At the same time, the expert highlighted the paradoxical nature of relations between the two powers, where confrontation coexists with deep interdependence:

“The United States is to a certain extent dependent on China, especially in terms of rare earth metal supplies, as well as within the framework of overall trade turnover, which remains extremely high. Roughly speaking, a significant share of Chinese exports—around 40%—is directed to the US market. Thus, an interesting situation emerges: in geostrategic and geopolitical terms, Washington and Beijing act as rivals, but in geo-economic and foreign trade dimensions there are far more points of convergence than disagreements.”

According to the political scientist, it is precisely this contradiction that will push Washington toward a more flexible approach, meaning the White House will seek to combine pressure and dialogue.

“I think Donald Trump will try to strike a balance in relations with China and is likely to choose the same strategy he applied during his first presidency in relation to North Korea and Kim Jong-un. This is a flexible policy: on the one hand, latent military pressure, and on the other, active use of diplomatic tools in order to prevent China from becoming a fully-fledged, de facto hostile adversary of the United States. It will be a reactive strategy focused on finding common ground and minimising the risks of direct confrontation,” he noted.

In conclusion, the professor outlined in more detail the range of issues that, in his view, will become central in the talks between the leaders of the two countries.

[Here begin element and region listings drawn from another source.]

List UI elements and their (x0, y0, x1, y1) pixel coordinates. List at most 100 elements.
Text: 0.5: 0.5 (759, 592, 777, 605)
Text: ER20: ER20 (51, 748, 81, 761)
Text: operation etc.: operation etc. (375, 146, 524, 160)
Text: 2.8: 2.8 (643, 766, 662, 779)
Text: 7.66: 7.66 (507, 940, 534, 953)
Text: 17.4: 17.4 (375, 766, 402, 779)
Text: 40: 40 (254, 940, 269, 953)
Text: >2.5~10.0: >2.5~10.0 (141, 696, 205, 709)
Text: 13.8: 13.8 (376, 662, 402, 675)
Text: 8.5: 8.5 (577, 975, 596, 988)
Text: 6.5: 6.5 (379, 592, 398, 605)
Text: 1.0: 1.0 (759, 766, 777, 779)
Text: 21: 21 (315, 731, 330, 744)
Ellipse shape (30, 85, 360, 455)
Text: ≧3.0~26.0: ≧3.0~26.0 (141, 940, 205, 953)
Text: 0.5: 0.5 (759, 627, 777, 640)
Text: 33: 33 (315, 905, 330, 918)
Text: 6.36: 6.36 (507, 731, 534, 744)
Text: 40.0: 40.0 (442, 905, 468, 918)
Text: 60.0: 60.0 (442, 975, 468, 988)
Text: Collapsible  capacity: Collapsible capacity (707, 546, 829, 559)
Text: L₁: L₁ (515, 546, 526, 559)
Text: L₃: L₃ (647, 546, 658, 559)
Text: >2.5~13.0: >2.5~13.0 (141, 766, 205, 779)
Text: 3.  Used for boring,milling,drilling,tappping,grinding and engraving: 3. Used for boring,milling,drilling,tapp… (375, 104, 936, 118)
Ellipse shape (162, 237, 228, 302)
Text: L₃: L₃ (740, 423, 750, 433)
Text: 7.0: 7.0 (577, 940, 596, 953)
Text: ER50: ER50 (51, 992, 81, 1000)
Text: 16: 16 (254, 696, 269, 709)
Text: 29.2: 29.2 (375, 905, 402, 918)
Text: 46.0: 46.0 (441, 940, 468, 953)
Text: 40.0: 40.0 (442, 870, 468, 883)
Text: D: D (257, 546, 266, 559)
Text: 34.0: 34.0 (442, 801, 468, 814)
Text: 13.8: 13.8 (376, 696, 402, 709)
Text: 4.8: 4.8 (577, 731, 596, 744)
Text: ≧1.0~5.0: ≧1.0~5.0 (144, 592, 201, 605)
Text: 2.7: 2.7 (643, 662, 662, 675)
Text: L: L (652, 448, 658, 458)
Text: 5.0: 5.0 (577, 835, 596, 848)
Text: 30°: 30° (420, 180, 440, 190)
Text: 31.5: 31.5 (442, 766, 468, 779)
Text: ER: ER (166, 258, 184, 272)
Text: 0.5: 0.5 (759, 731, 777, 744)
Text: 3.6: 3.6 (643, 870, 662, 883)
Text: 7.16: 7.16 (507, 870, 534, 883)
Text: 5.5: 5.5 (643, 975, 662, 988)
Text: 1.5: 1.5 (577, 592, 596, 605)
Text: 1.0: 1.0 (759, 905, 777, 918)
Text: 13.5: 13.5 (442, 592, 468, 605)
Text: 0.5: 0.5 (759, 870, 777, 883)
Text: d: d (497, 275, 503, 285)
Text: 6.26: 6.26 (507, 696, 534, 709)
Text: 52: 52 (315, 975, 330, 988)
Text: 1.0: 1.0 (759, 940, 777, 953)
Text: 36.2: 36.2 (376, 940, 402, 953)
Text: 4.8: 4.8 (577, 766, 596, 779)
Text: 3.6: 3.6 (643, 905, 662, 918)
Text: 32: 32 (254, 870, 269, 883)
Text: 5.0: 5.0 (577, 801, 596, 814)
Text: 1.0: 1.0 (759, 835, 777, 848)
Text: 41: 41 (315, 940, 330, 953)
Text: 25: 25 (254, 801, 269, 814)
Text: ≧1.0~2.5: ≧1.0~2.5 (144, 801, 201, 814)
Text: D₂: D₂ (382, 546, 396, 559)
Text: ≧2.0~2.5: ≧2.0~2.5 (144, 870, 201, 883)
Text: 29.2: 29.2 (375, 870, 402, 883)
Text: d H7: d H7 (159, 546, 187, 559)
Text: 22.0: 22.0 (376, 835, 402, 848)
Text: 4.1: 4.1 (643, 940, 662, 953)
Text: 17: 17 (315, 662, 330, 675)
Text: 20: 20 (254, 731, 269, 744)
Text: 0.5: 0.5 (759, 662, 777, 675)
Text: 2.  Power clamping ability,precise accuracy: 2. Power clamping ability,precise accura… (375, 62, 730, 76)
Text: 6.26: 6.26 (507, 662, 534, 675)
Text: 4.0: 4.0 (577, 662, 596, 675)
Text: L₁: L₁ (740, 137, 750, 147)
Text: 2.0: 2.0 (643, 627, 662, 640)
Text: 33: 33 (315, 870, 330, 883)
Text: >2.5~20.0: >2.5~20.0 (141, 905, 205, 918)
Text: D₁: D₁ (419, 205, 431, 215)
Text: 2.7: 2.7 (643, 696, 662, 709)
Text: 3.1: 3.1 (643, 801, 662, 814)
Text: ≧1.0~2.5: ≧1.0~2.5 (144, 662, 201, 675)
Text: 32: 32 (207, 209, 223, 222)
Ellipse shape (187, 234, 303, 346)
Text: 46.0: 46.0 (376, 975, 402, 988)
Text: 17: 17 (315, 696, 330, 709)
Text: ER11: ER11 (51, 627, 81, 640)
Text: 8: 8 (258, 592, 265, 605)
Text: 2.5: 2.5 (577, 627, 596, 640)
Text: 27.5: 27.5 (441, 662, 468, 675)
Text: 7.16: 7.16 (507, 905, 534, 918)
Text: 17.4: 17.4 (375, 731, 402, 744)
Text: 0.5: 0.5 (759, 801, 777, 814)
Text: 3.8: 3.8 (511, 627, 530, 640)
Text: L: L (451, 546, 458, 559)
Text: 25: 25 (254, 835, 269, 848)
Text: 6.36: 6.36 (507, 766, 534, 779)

“During the negotiations, key issues will undoubtedly be raised: first of all, the Taiwan question as the main point of tension; secondly, the containment of North Korea as a nuclear state, so that this factor does not evolve into a kind of ‘Iranisation’ in the context of regional security in the Asia-Pacific region. I also believe that the parties will discuss the development of common approaches toward Russia, as this issue remains an important element of global politics.

And, what is particularly interesting, it is not excluded that Trump may propose to China a format of joint space programmes, for example, Mars exploration—similar to the ‘Soyuz–Apollo’ project implemented during the Cold War under Richard Nixon. In my view, these will be the core topics of the negotiations, and it remains to be seen how China will respond to such initiatives and what form the reception of Trump in Beijing will take,” concluded Maisaia.